La mujer, demudada la piel y las manos temblorosas, mantenía la cabeza erguida, soportando el dolor que le recorría el cuero cabelludo. No iba a rogar. No le daría esa satisfacción al hombre que la miraba con desdén. Sentía miedo, sí, pero también una fuerza interna que la mantenía en pie.
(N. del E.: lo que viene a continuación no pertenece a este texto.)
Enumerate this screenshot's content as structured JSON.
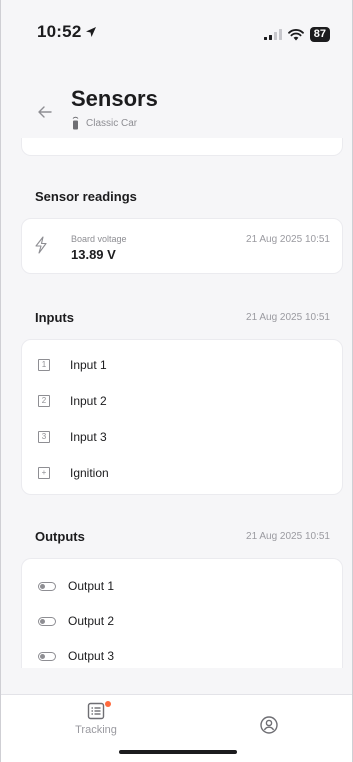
{
  "status_bar": {
    "time": "10:52",
    "battery": "87"
  },
  "header": {
    "title": "Sensors",
    "subtitle": "Classic Car"
  },
  "sensor_readings": {
    "title": "Sensor readings",
    "items": [
      {
        "label": "Board voltage",
        "value": "13.89 V",
        "timestamp": "21 Aug 2025 10:51",
        "icon": "lightning-icon"
      }
    ]
  },
  "inputs": {
    "title": "Inputs",
    "timestamp": "21 Aug 2025 10:51",
    "items": [
      {
        "label": "Input 1",
        "icon_glyph": "1"
      },
      {
        "label": "Input 2",
        "icon_glyph": "2"
      },
      {
        "label": "Input 3",
        "icon_glyph": "3"
      },
      {
        "label": "Ignition",
        "icon_glyph": "+"
      }
    ]
  },
  "outputs": {
    "title": "Outputs",
    "timestamp": "21 Aug 2025 10:51",
    "items": [
      {
        "label": "Output 1",
        "state": "off"
      },
      {
        "label": "Output 2",
        "state": "off"
      },
      {
        "label": "Output 3",
        "state": "off"
      }
    ]
  },
  "tab_bar": {
    "tabs": [
      {
        "label": "Tracking",
        "icon": "tracking-list-icon",
        "has_badge": true
      },
      {
        "label": "",
        "icon": "profile-icon",
        "has_badge": false
      }
    ]
  },
  "colors": {
    "background": "#f6f6f8",
    "card": "#ffffff",
    "text_primary": "#1c1c1e",
    "text_secondary": "#8e8e93",
    "badge": "#ff6a3d"
  }
}
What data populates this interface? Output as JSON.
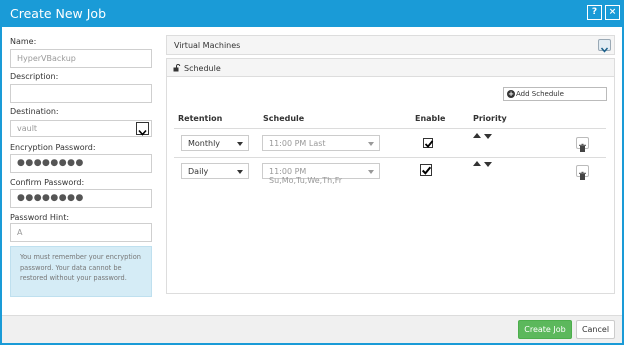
{
  "window": {
    "title": "Create New Job",
    "help_label": "?",
    "close_label": "×"
  },
  "form": {
    "name_label": "Name:",
    "name_placeholder": "HyperVBackup",
    "description_label": "Description:",
    "description_value": "",
    "destination_label": "Destination:",
    "destination_value": "vault",
    "encryption_label": "Encryption Password:",
    "encryption_value": "●●●●●●●●",
    "confirm_label": "Confirm Password:",
    "confirm_value": "●●●●●●●●",
    "hint_label": "Password Hint:",
    "hint_value": "A",
    "info_text": "You must remember your encryption password. Your data cannot be restored without your password."
  },
  "virtual_machines": {
    "label": "Virtual Machines"
  },
  "schedule": {
    "title": "Schedule",
    "add_label": "Add Schedule",
    "headers": {
      "retention": "Retention",
      "schedule": "Schedule",
      "enable": "Enable",
      "priority": "Priority"
    },
    "rows": [
      {
        "retention": "Monthly",
        "schedule": "11:00 PM Last",
        "enabled": true
      },
      {
        "retention": "Daily",
        "schedule": "11:00 PM Su,Mo,Tu,We,Th,Fr",
        "enabled": true
      }
    ]
  },
  "footer": {
    "create_label": "Create Job",
    "cancel_label": "Cancel"
  },
  "colors": {
    "accent": "#1a9bd7",
    "create": "#5cb85c",
    "info_bg": "#d5ecf6"
  }
}
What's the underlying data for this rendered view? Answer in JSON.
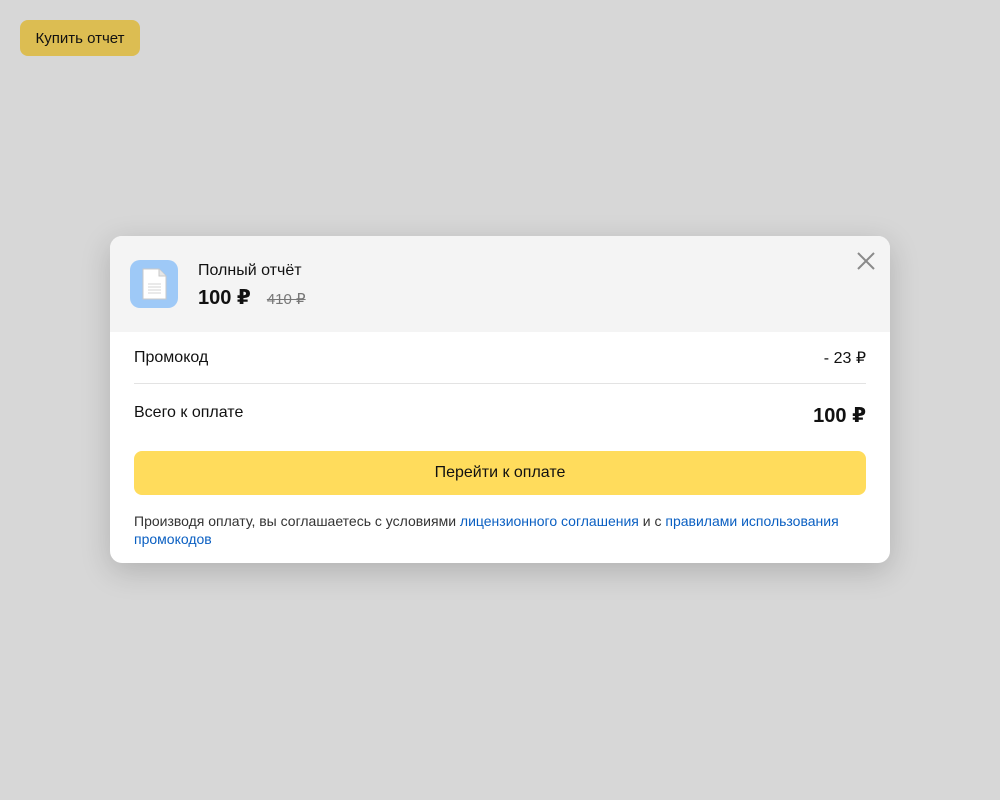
{
  "page": {
    "buy_button_label": "Купить отчет"
  },
  "modal": {
    "product_title": "Полный отчёт",
    "price_current": "100 ₽",
    "price_old": "410 ₽",
    "promo_label": "Промокод",
    "promo_value": "- 23 ₽",
    "total_label": "Всего к оплате",
    "total_value": "100 ₽",
    "pay_button_label": "Перейти к оплате",
    "terms_prefix": "Производя оплату, вы соглашаетесь с условиями ",
    "terms_link_license": "лицензионного соглашения",
    "terms_middle": " и с ",
    "terms_link_promo": "правилами использования промокодов"
  },
  "icons": {
    "product": "document-icon",
    "close": "close-icon"
  },
  "colors": {
    "background": "#d7d7d7",
    "buy_button": "#dcbd52",
    "pay_button": "#ffdc5c",
    "link": "#0a5fc2",
    "product_icon_bg": "#9ec9f7"
  }
}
Desde la rendija de la falsa habitación, su esposo observaba todo. "Tengo que salir de aquí, estoy poniendo en peligro a toda la aldea". Pero el miedo lo envolvía paralizándolo en el sitio mientras el pulso le retumbaba en los oídos.

El capitán sonrió con una mueca retorcida.

—Sabemos que estás aquí —repitió, elevando la voz para que se escuchara en cada rincón de la aldea—. Vamos, sé un buen marido y preséntate. Si no apareces, tu mujer pagará las consecuencias.

La amenaza flotó en el aire, helada y despiadada. Algunos retrocedieron asustados mientras otros bajaron la mirada, tratando de evitar desatar la ira de la patrulla. La madre de Mark cerró los ojos un instante, respirando profundamente, intentando no ser presa del pánico que se arremolinaba en su pecho. Había jurado proteger a su hijo y a su esposo, pero el peso de esa promesa era más grande de lo que podía soportar.

El silencio fue cortado por el sonido de pasos. Con el corazón latiéndole en la garganta, el hombre al que todos buscaban emergió de la casa. Avanzó con paso tambaleante. La penuria y miseria vivida en el frente, junto con las heridas sufridas en su huida, todavía le pasaban factura. Le resultaba complicado mantenerse en pie, pero su mirada no se desvió ni un momento del capitán...

—¡Basta! —gritó, su voz resonando en la aldea como un eco—. Aquí estoy. Suéltala.